Stone-and-wood benches on overlooks provide a view of the Olympics and the changing sky. Stormwater is filtered by bioswales that wind down to a long, shallow infiltration pond landscaped with dogwood, native serviceberry, Nootka rose, Oregon grape, shore pine, snowberry, strawberry bush, vine maple and willow.
“If you’re out on your porch, you’re going to have visitors,” Brooks said. “That’s part of the appeal of this neighborhood. This is like it was when I was a kid.”
Neighbors host progressive dinners at Christmas, meet-and-greets for new residents, work parties, a neighborhood garage sale and a croquet tournament.
Brooks’ husband, Pat, said, “When somebody needs something, there’s always someone to help.”
He recalled two occasions when his garage door didn’t shut because something was in the way of the sensor. Each time, a neighbor called him — once at 1 in the morning. “That’s going above and beyond,” he said.
White said porches and courtyards promote a sense of community. “That’s a huge part of the concept — people looking out for each other,” she said. “I loved the concept of the courtyard being the focus of the neighborhood.”
‘I Feel Like I’m Cuddled’
The Brookses were searching for a home to purchase in 2009 and didn’t connect with the tract homes and fixer-uppers they saw on the market. Driving around, they happened upon Snowberry Court Bungalows and were hooked.
Their home is one of two with a vaulted ceiling in the living room. “We selected this option because we wanted more height,” Pat Brooks said.
There are no hallways and, with the master bedroom and bath downstairs and all spaces easy to navigate, “it’s a good place to age in place.”
Bonnie Goodwin has been staying, with her husband, upstairs at the home of Dianne Iverson, who once lived at Snobwerry Court but is currently renting her home. The Goodwins are remodeling their own Craftsman home, in Suquamish. Goodwin said the layout of the Iverson home gives her and her host their own spaces — for the Goodwins, it’s a straight shot from back door to the stairs to second floor; Iverson has the entire first floor uninterrupted, although the three usually meet and visit in the kitchen.

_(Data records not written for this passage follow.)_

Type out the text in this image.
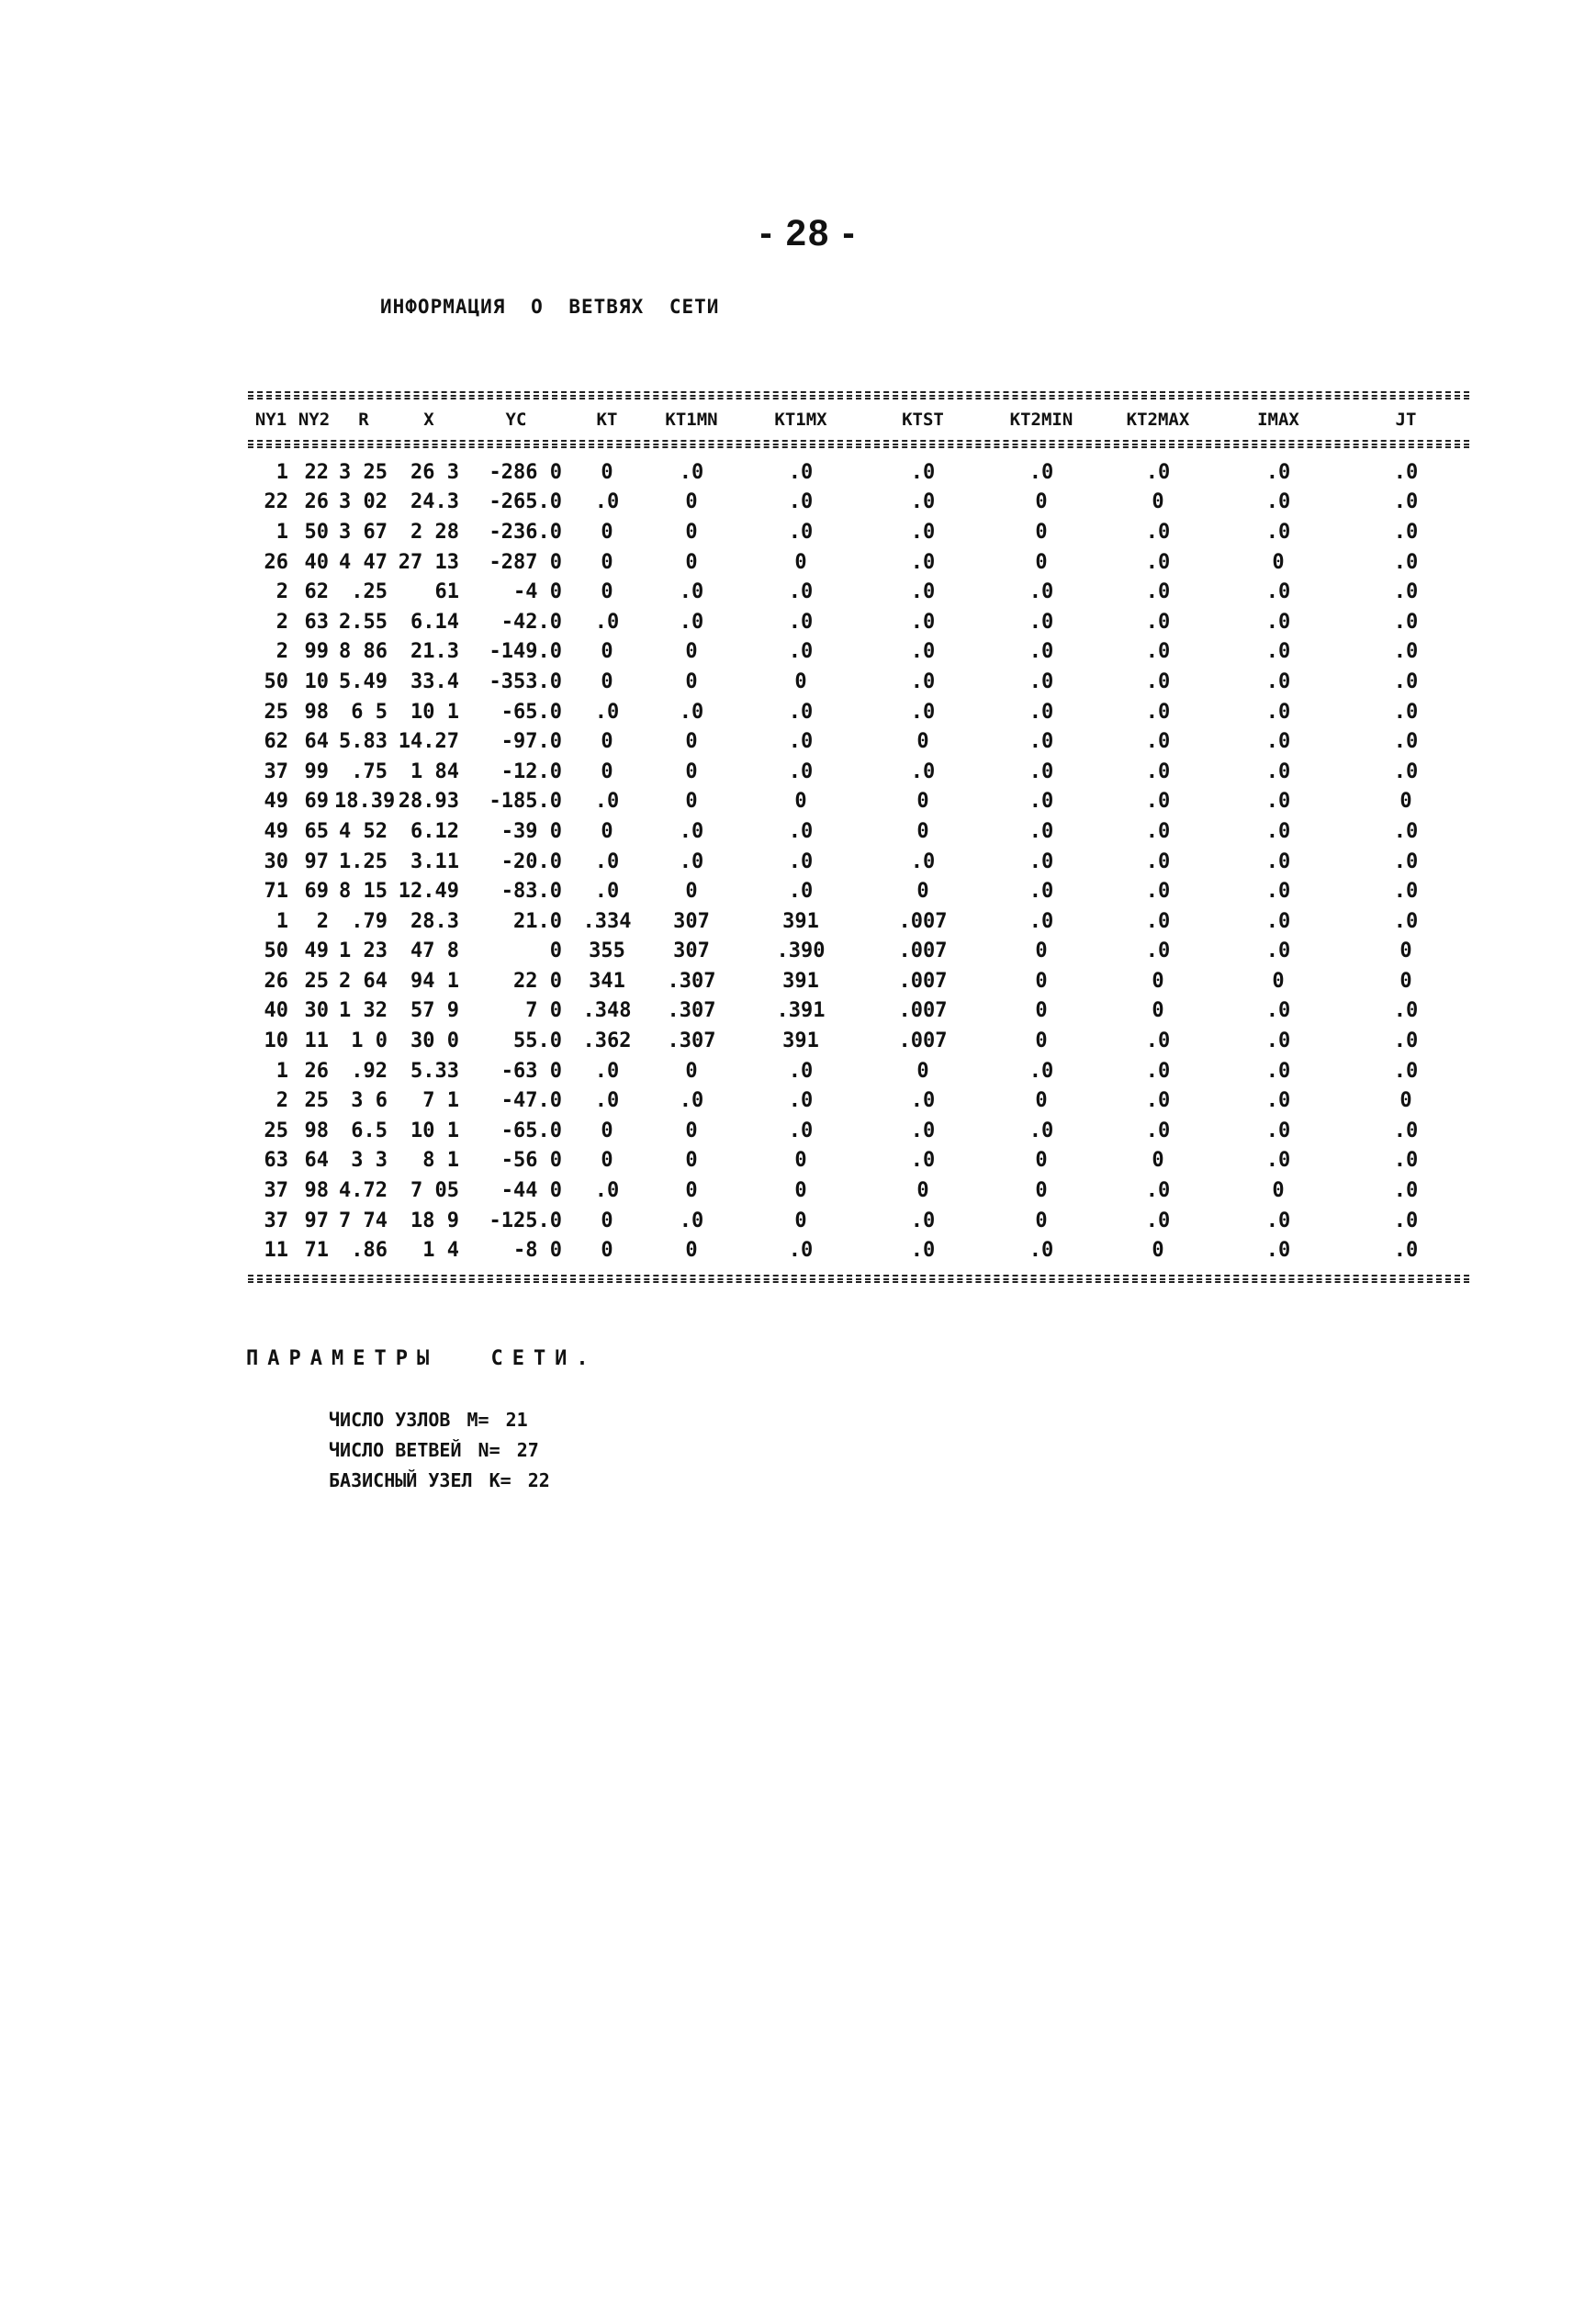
- 28 -
ИНФОРМАЦИЯ О ВЕТВЯХ СЕТИ
NY1	NY2	R	X	YC	KT	KT1MN	KT1MX	KTST	KT2MIN	KT2MAX	IMAX	JT
1	22	3 25	26 3	-286 0	0	.0	.0	.0	.0	.0	.0	.0
22	26	3 02	24.3	-265.0	.0	0	.0	.0	0	0	.0	.0
1	50	3 67	2 28	-236.0	0	0	.0	.0	0	.0	.0	.0
26	40	4 47	27 13	-287 0	0	0	0	.0	0	.0	0	.0
2	62	.25	61	-4 0	0	.0	.0	.0	.0	.0	.0	.0
2	63	2.55	6.14	-42.0	.0	.0	.0	.0	.0	.0	.0	.0
2	99	8 86	21.3	-149.0	0	0	.0	.0	.0	.0	.0	.0
50	10	5.49	33.4	-353.0	0	0	0	.0	.0	.0	.0	.0
25	98	6 5	10 1	-65.0	.0	.0	.0	.0	.0	.0	.0	.0
62	64	5.83	14.27	-97.0	0	0	.0	0	.0	.0	.0	.0
37	99	.75	1 84	-12.0	0	0	.0	.0	.0	.0	.0	.0
49	69	18.39	28.93	-185.0	.0	0	0	0	.0	.0	.0	0
49	65	4 52	6.12	-39 0	0	.0	.0	0	.0	.0	.0	.0
30	97	1.25	3.11	-20.0	.0	.0	.0	.0	.0	.0	.0	.0
71	69	8 15	12.49	-83.0	.0	0	.0	0	.0	.0	.0	.0
1	2	.79	28.3	21.0	.334	307	391	.007	.0	.0	.0	.0
50	49	1 23	47 8	0	355	307	.390	.007	0	.0	.0	0
26	25	2 64	94 1	22 0	341	.307	391	.007	0	0	0	0
40	30	1 32	57 9	7 0	.348	.307	.391	.007	0	0	.0	.0
10	11	1 0	30 0	55.0	.362	.307	391	.007	0	.0	.0	.0
1	26	.92	5.33	-63 0	.0	0	.0	0	.0	.0	.0	.0
2	25	3 6	7 1	-47.0	.0	.0	.0	.0	0	.0	.0	0
25	98	6.5	10 1	-65.0	0	0	.0	.0	.0	.0	.0	.0
63	64	3 3	8 1	-56 0	0	0	0	.0	0	0	.0	.0
37	98	4.72	7 05	-44 0	.0	0	0	0	0	.0	0	.0
37	97	7 74	18 9	-125.0	0	.0	0	.0	0	.0	.0	.0
11	71	.86	1 4	-8 0	0	0	.0	.0	.0	0	.0	.0
ПАРАМЕТРЫ СЕТИ.
ЧИСЛО УЗЛОВ M= 21
ЧИСЛО ВЕТВЕЙ N= 27
БАЗИСНЫЙ УЗЕЛ K= 22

“It’s very streamlined and easy to live in,” Goodwin said.
The Iverson home was Snowberry Court Bungalows’ first, completed in 2008. True to the Arts and Crafts aesthetic, this home interior features stained wood floors, doors and trim; casement windows that frame the natural world outside; tile backsplashes; a slate-and-tile fireplace; wood furniture and Tiffany-style lamps; and objects reflecting Iverson’s childhood in Japan. All that’s missing is a Yoshiko Yamamoto block print.
Iverson appreciates the quality of detail in her Snowberry home — the warmth of wood, the inviting front porch, the feeling of being “cuddled.”
“It’s not too big. It’s intimate,” she said. “It’s a comfortable place to be.”
Richard Walker is an independent journalist who lives in Poulsbo.